Personal information
- Full name: Yousef Fawaz Al-Shammari
- Date of birth: 14 February 2002 (age 24)
- Place of birth: Hafar al-Batin, Saudi Arabia
- Height: 1.73 m (5 ft 8 in)
- Position: Forward; winger;

Team information
- Current team: Al-Batin
- Number: 77

Youth career
- Al-Batin

Senior career*
- Years: Team / Apps / (Gls)
- 2022–: Al-Batin / 18 / (3)

= Yousef Fawaz =

Saudi Arabian association football player

Yousef Fawaz (يوسف فواز; born 14 February 2002) is a Saudi Arabian professional footballer who plays as a forward for Pro League side Al-Batin.

==Career==
Yousef Fawaz began his career at hometown club Al-Batin.

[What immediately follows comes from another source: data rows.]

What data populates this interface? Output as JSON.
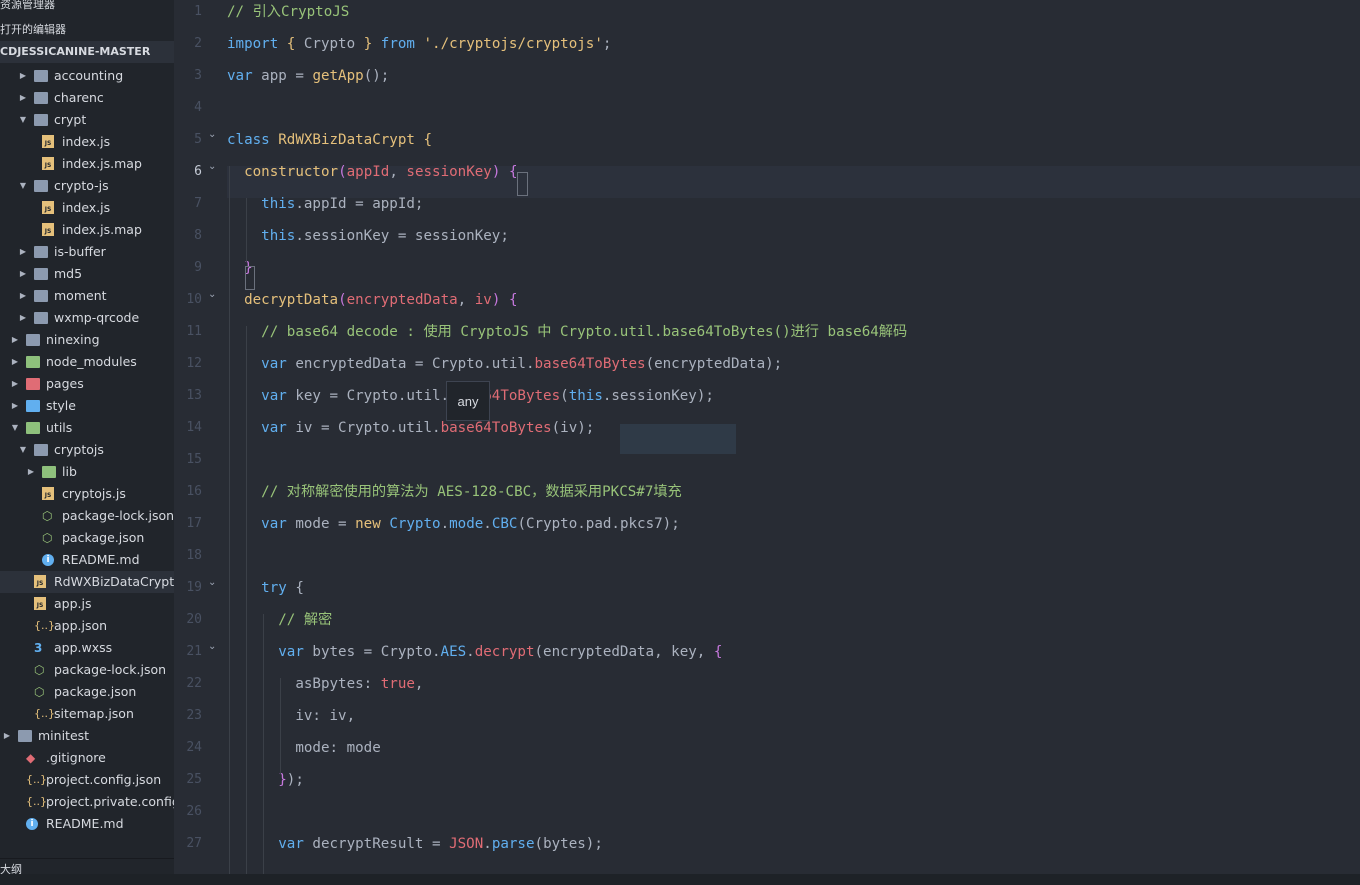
{
  "sidebar": {
    "title": "资源管理器",
    "more": "···",
    "open_editors": "打开的编辑器",
    "root": "CDJESSICANINE-MASTER",
    "items": [
      {
        "label": "accounting",
        "depth": 1,
        "type": "folder",
        "state": "closed"
      },
      {
        "label": "charenc",
        "depth": 1,
        "type": "folder",
        "state": "closed"
      },
      {
        "label": "crypt",
        "depth": 1,
        "type": "folder",
        "state": "open"
      },
      {
        "label": "index.js",
        "depth": 2,
        "type": "js"
      },
      {
        "label": "index.js.map",
        "depth": 2,
        "type": "js"
      },
      {
        "label": "crypto-js",
        "depth": 1,
        "type": "folder",
        "state": "open"
      },
      {
        "label": "index.js",
        "depth": 2,
        "type": "js"
      },
      {
        "label": "index.js.map",
        "depth": 2,
        "type": "js"
      },
      {
        "label": "is-buffer",
        "depth": 1,
        "type": "folder",
        "state": "closed"
      },
      {
        "label": "md5",
        "depth": 1,
        "type": "folder",
        "state": "closed"
      },
      {
        "label": "moment",
        "depth": 1,
        "type": "folder",
        "state": "closed"
      },
      {
        "label": "wxmp-qrcode",
        "depth": 1,
        "type": "folder",
        "state": "closed"
      },
      {
        "label": "ninexing",
        "depth": 0,
        "type": "folder",
        "state": "closed"
      },
      {
        "label": "node_modules",
        "depth": 0,
        "type": "folder-green",
        "state": "closed"
      },
      {
        "label": "pages",
        "depth": 0,
        "type": "folder-red",
        "state": "closed"
      },
      {
        "label": "style",
        "depth": 0,
        "type": "folder-blue",
        "state": "closed"
      },
      {
        "label": "utils",
        "depth": 0,
        "type": "folder-green",
        "state": "open"
      },
      {
        "label": "cryptojs",
        "depth": 1,
        "type": "folder",
        "state": "open"
      },
      {
        "label": "lib",
        "depth": 2,
        "type": "folder-green",
        "state": "closed"
      },
      {
        "label": "cryptojs.js",
        "depth": 2,
        "type": "js"
      },
      {
        "label": "package-lock.json",
        "depth": 2,
        "type": "node"
      },
      {
        "label": "package.json",
        "depth": 2,
        "type": "node"
      },
      {
        "label": "README.md",
        "depth": 2,
        "type": "info"
      },
      {
        "label": "RdWXBizDataCrypt.js",
        "depth": 1,
        "type": "js",
        "selected": true
      },
      {
        "label": "app.js",
        "depth": 0,
        "type": "js",
        "indent": 1
      },
      {
        "label": "app.json",
        "depth": 0,
        "type": "json",
        "indent": 1
      },
      {
        "label": "app.wxss",
        "depth": 0,
        "type": "css",
        "indent": 1
      },
      {
        "label": "package-lock.json",
        "depth": 0,
        "type": "node",
        "indent": 1
      },
      {
        "label": "package.json",
        "depth": 0,
        "type": "node",
        "indent": 1
      },
      {
        "label": "sitemap.json",
        "depth": 0,
        "type": "json",
        "indent": 1
      },
      {
        "label": "minitest",
        "depth": -1,
        "type": "folder",
        "state": "closed"
      },
      {
        "label": ".gitignore",
        "depth": -1,
        "type": "git",
        "indent": 1
      },
      {
        "label": "project.config.json",
        "depth": -1,
        "type": "json",
        "indent": 1
      },
      {
        "label": "project.private.config.js...",
        "depth": -1,
        "type": "json",
        "indent": 1
      },
      {
        "label": "README.md",
        "depth": -1,
        "type": "info",
        "indent": 1
      }
    ],
    "outline": "大纲"
  },
  "editor": {
    "active_line": 6,
    "tooltip": "any",
    "lines": [
      {
        "n": 1,
        "fold": false,
        "tokens": [
          [
            "cm",
            "// 引入CryptoJS"
          ]
        ]
      },
      {
        "n": 2,
        "fold": false,
        "tokens": [
          [
            "kw",
            "import "
          ],
          [
            "fn",
            "{ "
          ],
          [
            "pun",
            "Crypto "
          ],
          [
            "fn",
            "} "
          ],
          [
            "kw",
            "from "
          ],
          [
            "str",
            "'./cryptojs/cryptojs'"
          ],
          [
            "pun",
            ";"
          ]
        ]
      },
      {
        "n": 3,
        "fold": false,
        "tokens": [
          [
            "kw",
            "var "
          ],
          [
            "pun",
            "app "
          ],
          [
            "pun",
            "= "
          ],
          [
            "fn",
            "getApp"
          ],
          [
            "pun",
            "();"
          ]
        ]
      },
      {
        "n": 4,
        "fold": false,
        "tokens": []
      },
      {
        "n": 5,
        "fold": true,
        "tokens": [
          [
            "kw",
            "class "
          ],
          [
            "fn",
            "RdWXBizDataCrypt "
          ],
          [
            "fn",
            "{"
          ]
        ]
      },
      {
        "n": 6,
        "fold": true,
        "tokens": [
          [
            "pun",
            "  "
          ],
          [
            "fn",
            "constructor"
          ],
          [
            "key",
            "("
          ],
          [
            "prop",
            "appId"
          ],
          [
            "pun",
            ", "
          ],
          [
            "prop",
            "sessionKey"
          ],
          [
            "key",
            ") "
          ],
          [
            "key",
            "{"
          ]
        ]
      },
      {
        "n": 7,
        "fold": false,
        "tokens": [
          [
            "pun",
            "    "
          ],
          [
            "kw",
            "this"
          ],
          [
            "pun",
            ".appId = appId;"
          ]
        ]
      },
      {
        "n": 8,
        "fold": false,
        "tokens": [
          [
            "pun",
            "    "
          ],
          [
            "kw",
            "this"
          ],
          [
            "pun",
            ".sessionKey = sessionKey;"
          ]
        ]
      },
      {
        "n": 9,
        "fold": false,
        "tokens": [
          [
            "pun",
            "  "
          ],
          [
            "key",
            "}"
          ]
        ]
      },
      {
        "n": 10,
        "fold": true,
        "tokens": [
          [
            "pun",
            "  "
          ],
          [
            "fn",
            "decryptData"
          ],
          [
            "key",
            "("
          ],
          [
            "prop",
            "encryptedData"
          ],
          [
            "pun",
            ", "
          ],
          [
            "prop",
            "iv"
          ],
          [
            "key",
            ") "
          ],
          [
            "key",
            "{"
          ]
        ]
      },
      {
        "n": 11,
        "fold": false,
        "tokens": [
          [
            "pun",
            "    "
          ],
          [
            "cm",
            "// base64 decode : 使用 CryptoJS 中 Crypto.util.base64ToBytes()进行 base64解码"
          ]
        ]
      },
      {
        "n": 12,
        "fold": false,
        "tokens": [
          [
            "pun",
            "    "
          ],
          [
            "kw",
            "var "
          ],
          [
            "pun",
            "encryptedData = Crypto.util."
          ],
          [
            "prop",
            "base64ToBytes"
          ],
          [
            "pun",
            "(encryptedData);"
          ]
        ]
      },
      {
        "n": 13,
        "fold": false,
        "tokens": [
          [
            "pun",
            "    "
          ],
          [
            "kw",
            "var "
          ],
          [
            "pun",
            "key = Crypto.util.ba"
          ],
          [
            "prop",
            "se64ToBytes"
          ],
          [
            "pun",
            "("
          ],
          [
            "kw",
            "this"
          ],
          [
            "pun",
            ".sessionKey);"
          ]
        ]
      },
      {
        "n": 14,
        "fold": false,
        "tokens": [
          [
            "pun",
            "    "
          ],
          [
            "kw",
            "var "
          ],
          [
            "pun",
            "iv = Crypto.util."
          ],
          [
            "prop",
            "base64ToBytes"
          ],
          [
            "pun",
            "(iv);"
          ]
        ]
      },
      {
        "n": 15,
        "fold": false,
        "tokens": []
      },
      {
        "n": 16,
        "fold": false,
        "tokens": [
          [
            "pun",
            "    "
          ],
          [
            "cm",
            "// 对称解密使用的算法为 AES-128-CBC，数据采用PKCS#7填充"
          ]
        ]
      },
      {
        "n": 17,
        "fold": false,
        "tokens": [
          [
            "pun",
            "    "
          ],
          [
            "kw",
            "var "
          ],
          [
            "pun",
            "mode = "
          ],
          [
            "fn",
            "new "
          ],
          [
            "kw",
            "Crypto"
          ],
          [
            "pun",
            "."
          ],
          [
            "kw",
            "mode"
          ],
          [
            "pun",
            "."
          ],
          [
            "kw",
            "CBC"
          ],
          [
            "pun",
            "(Crypto.pad.pkcs7);"
          ]
        ]
      },
      {
        "n": 18,
        "fold": false,
        "tokens": []
      },
      {
        "n": 19,
        "fold": true,
        "tokens": [
          [
            "pun",
            "    "
          ],
          [
            "kw",
            "try "
          ],
          [
            "pun",
            "{"
          ]
        ]
      },
      {
        "n": 20,
        "fold": false,
        "tokens": [
          [
            "pun",
            "      "
          ],
          [
            "cm",
            "// 解密"
          ]
        ]
      },
      {
        "n": 21,
        "fold": true,
        "tokens": [
          [
            "pun",
            "      "
          ],
          [
            "kw",
            "var "
          ],
          [
            "pun",
            "bytes = Crypto."
          ],
          [
            "kw",
            "AES"
          ],
          [
            "pun",
            "."
          ],
          [
            "prop",
            "decrypt"
          ],
          [
            "pun",
            "(encryptedData, key, "
          ],
          [
            "key",
            "{"
          ]
        ]
      },
      {
        "n": 22,
        "fold": false,
        "tokens": [
          [
            "pun",
            "        asBpytes: "
          ],
          [
            "prop",
            "true"
          ],
          [
            "pun",
            ","
          ]
        ]
      },
      {
        "n": 23,
        "fold": false,
        "tokens": [
          [
            "pun",
            "        iv: iv,"
          ]
        ]
      },
      {
        "n": 24,
        "fold": false,
        "tokens": [
          [
            "pun",
            "        mode: mode"
          ]
        ]
      },
      {
        "n": 25,
        "fold": false,
        "tokens": [
          [
            "pun",
            "      "
          ],
          [
            "key",
            "}"
          ],
          [
            "pun",
            ");"
          ]
        ]
      },
      {
        "n": 26,
        "fold": false,
        "tokens": []
      },
      {
        "n": 27,
        "fold": false,
        "tokens": [
          [
            "pun",
            "      "
          ],
          [
            "kw",
            "var "
          ],
          [
            "pun",
            "decryptResult = "
          ],
          [
            "prop",
            "JSON"
          ],
          [
            "pun",
            "."
          ],
          [
            "kw",
            "parse"
          ],
          [
            "pun",
            "(bytes);"
          ]
        ]
      }
    ]
  }
}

He was first called up to the first team on 5 May 2022 where he was an unused substitute in the 2–2 draw against Al-Ahli. He made his debut on 27 May 2022 by coming off the bench against Al-Hazem. He scored two goals between the 87th and 90th minutes, helping Al-Batin to a 3–2 win. On 10 July 2022, Yousef Fawaz signed his first professional contract with the club. On 26 August 2022, Yousef Fawaz made his first start for Al-Batin in the 3–0 loss to Al-Shabab. On 6 October 2022, he assisted Yousef Al-Shammari's opener in the 2–2 draw with Damac. This was Al-Batin's first point of the 2022–23 season. On 16 December 2022, Yousef Fawaz scored his first goal of the 2022–23 season in the 3–1 defeat to Al-Hilal.